For these reasons, the judgment is reversed for a new trial on the issues of liability and damages.

Reversed.

NOTES

[1] We note, with emphasis which should speak for itself, that Fla.R.Civ.P. 1.110(c) provides in part:

When a pleader intends in good faith to deny only a part of an averment, he shall specify so much of it as is true and shall deny the remainder. Unless the pleader intends in good faith to controvert all of the averments of the preceding pleading, he may make his denials as specific denials of designated averments or he may generally deny all of the averments except such designated averments as he expressly admits, but when he does so intend to controvert all of its averments, including averments of the grounds upon which the court's jurisdiction depends, he may do so by general denial. [e.s.]

[2] This included a letter from Jefferson Stores, Inc., offering to pay Mrs.

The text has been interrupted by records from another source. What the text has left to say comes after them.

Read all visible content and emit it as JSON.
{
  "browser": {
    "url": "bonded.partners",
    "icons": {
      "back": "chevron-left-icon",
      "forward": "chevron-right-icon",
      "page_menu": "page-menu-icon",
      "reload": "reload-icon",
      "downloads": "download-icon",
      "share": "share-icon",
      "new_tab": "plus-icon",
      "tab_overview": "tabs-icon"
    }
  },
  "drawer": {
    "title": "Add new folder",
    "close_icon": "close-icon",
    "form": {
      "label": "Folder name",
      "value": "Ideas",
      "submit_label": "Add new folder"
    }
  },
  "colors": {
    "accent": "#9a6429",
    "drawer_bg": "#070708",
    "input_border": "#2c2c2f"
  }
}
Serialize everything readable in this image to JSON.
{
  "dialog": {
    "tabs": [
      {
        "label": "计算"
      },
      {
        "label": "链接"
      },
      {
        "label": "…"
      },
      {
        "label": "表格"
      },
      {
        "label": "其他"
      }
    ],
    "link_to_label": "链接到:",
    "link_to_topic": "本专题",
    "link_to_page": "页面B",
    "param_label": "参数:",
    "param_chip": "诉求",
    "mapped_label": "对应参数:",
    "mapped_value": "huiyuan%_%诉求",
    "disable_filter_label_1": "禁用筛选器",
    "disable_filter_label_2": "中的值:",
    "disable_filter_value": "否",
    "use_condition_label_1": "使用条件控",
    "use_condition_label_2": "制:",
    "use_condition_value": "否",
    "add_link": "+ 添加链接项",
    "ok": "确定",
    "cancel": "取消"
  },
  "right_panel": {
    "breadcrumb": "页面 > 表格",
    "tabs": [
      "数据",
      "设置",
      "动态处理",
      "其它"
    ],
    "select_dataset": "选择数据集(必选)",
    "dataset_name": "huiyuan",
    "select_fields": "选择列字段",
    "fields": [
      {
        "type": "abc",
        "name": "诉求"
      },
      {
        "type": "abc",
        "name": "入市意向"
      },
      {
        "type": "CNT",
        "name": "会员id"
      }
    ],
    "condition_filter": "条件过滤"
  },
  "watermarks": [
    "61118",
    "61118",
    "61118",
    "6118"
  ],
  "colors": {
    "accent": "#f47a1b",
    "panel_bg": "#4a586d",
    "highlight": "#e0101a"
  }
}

Sobel's medical bills, which was properly excluded from evidence as a settlement offer when tendered on the damages issue at a time no one knew or asserted that the identity of the corporation which sent it was relevant to any disputed issue.

[3] This included the Jefferson Store's listing in the phone book and its corporate documents as filed in the secretary of state's office.